Белая Длань — страница 108 из 287

Конечно, можно задаться вопросом, как смел обычный септон, пусть и из совета Праведных, просматривать почту, предназначавшуюся их духовному владыке. Однако, всё становилось намного понятнее, если знать, что практически вся почта направляющая в Септу Бейлора так или иначе предназначалось напрямую главе церкви, особенно в последнее неспокойное время. Опасность отравления или того хуже заражения заразой первого наместника богов было существенной угрозой благополучия веры Семерых, а потому именно члены совета Праведных и их помощники, как правило, просматривали почту верховного священника, естественно, для его безопасности. Да и было её достаточно, чтобы ни одному человеку за всё жизнь с ней было не справиться. Впрочем, как и в каждом правиле есть исключение, такое существовало и в этом деле.

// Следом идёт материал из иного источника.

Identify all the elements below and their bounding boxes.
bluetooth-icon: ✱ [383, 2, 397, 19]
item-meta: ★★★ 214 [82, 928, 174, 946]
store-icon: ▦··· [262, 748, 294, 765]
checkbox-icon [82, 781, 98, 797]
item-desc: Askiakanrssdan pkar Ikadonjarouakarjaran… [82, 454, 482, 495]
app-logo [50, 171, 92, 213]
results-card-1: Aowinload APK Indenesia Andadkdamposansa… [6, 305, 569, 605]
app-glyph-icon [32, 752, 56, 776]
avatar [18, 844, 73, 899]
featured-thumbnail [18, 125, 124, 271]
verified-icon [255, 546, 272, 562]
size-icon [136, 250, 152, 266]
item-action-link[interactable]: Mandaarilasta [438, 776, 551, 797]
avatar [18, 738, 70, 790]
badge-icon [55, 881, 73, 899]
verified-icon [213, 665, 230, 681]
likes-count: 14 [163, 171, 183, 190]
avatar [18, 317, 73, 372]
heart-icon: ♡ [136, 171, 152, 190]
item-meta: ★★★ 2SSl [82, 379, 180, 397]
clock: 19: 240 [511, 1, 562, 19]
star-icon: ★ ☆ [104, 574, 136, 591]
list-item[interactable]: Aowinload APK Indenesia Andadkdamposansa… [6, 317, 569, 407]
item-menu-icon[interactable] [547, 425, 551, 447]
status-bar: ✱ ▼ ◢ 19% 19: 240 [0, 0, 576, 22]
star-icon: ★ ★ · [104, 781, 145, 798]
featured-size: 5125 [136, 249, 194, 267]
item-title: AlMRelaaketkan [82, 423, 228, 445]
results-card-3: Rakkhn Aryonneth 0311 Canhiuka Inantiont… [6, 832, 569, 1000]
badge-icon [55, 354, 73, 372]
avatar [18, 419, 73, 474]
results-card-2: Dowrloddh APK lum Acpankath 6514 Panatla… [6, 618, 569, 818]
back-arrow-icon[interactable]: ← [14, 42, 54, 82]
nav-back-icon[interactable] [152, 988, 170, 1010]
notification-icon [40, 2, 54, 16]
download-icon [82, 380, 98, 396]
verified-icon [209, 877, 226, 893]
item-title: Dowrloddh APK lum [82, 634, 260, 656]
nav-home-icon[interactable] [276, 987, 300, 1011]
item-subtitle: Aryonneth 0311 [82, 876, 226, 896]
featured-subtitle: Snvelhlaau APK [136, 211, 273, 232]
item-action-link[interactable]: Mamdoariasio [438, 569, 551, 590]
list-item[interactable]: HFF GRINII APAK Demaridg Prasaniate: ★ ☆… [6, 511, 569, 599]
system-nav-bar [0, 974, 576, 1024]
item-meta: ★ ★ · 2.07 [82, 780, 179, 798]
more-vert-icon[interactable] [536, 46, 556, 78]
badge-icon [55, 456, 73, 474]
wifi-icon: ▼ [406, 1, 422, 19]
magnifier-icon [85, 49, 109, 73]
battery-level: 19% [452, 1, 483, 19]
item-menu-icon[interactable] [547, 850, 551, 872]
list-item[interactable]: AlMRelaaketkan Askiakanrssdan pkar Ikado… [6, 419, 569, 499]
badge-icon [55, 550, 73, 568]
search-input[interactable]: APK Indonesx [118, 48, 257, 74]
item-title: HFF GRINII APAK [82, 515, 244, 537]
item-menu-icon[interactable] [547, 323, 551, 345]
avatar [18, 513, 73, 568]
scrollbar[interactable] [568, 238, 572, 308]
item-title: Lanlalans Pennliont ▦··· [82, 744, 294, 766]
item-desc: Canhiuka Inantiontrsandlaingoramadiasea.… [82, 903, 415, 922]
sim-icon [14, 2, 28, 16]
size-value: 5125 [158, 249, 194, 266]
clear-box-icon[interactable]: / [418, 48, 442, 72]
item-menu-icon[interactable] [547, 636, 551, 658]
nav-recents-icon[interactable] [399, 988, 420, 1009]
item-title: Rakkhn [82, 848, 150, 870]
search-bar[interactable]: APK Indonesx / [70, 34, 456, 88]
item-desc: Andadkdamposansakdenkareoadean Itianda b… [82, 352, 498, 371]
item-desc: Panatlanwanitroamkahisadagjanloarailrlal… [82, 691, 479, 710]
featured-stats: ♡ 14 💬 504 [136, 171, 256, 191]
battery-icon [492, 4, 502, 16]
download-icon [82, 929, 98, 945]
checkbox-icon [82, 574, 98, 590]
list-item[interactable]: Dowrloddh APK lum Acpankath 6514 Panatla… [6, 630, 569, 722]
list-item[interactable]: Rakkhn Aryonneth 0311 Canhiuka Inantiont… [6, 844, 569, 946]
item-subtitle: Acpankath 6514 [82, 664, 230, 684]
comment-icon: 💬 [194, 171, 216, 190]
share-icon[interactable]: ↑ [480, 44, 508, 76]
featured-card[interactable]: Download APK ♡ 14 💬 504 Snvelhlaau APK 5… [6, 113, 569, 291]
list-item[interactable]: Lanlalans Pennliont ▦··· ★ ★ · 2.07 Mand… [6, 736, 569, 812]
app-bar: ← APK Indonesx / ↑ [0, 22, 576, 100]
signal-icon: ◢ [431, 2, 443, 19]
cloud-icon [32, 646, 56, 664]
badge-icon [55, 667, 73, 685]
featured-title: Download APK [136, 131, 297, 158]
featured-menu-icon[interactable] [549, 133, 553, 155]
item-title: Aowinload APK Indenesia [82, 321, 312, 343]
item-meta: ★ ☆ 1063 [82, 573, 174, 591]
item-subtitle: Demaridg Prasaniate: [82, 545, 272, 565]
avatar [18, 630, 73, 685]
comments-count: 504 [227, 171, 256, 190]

В частности, существовал некий реестр куда верховный священник записывал всех, с кем вёл личную переписку напрямую. Любой адресат, кто будет указан в этом списке, может отправить сообщение понтифику и будет уверен, что содержание данного письма останется секретом между ним и духовным владыкой. Данная традиция пошла ещё с первого верховного септона и исполнялась в соответствии с характерами людей, которые занимали эту должность с момента основания института верховных жрецов ещё в Староместе. Как правило понтифик лично общался исключительно с королями и лордами с сильной армией и влиянием, в остальном же придерживая нейтралитета и традиционализма. Однако, сейчас была совсем иная ситуация.

Текст письма был написан элегантным, но чётким почерком, а автором его был непосредственный лорд Простора и Ромашкового поля, Аллан Олдфлауэрс, чья кровь, согласно архивам, был связана напрямую с родом избранника, сообщения от которого верховный септон ждал так долго. В обычное время подобное сообщение никто в церкви и читать бы не стал, всё-таки пусть это был и глава дома, но это был глава дома, основанного бастардом, а церковь весьма скверно относится к самому факту их существования, даже если те когда-то и признали их в качестве благородного дома.

Для верховного септона этот человек был последней ниточкой, которая могла привести его к искомому человеку, так что в церкви давно перестали обращать внимание на происхождение, лишь бы добиться необходимой цели. Сейчас же для благочестивого в своей вере септона настал момент, которого он ждал уже больше года и был бы готов подождать ещё, если бы потребовалось, но это было уже не нужно. Наконец свершилось то, чего он так долго ждал.

В письме были перечислены традиционные для всех времен приветствия и комплименты, предназначавшиеся непосредственно как церкви, так и ему самому. Затем шёл краткий перечень заслуг благочестивого в своей вере жреца, пока наконец лорд Ромашкового поля не перешёл к делу и не спросил у верховного септона, что тот думает о возможности возникновения личного диалога с одним из его протеже, который имеет весьма праведный нрав и характер, а также непосредственно относится к содержанию воззваний и месс главного в стране жреца.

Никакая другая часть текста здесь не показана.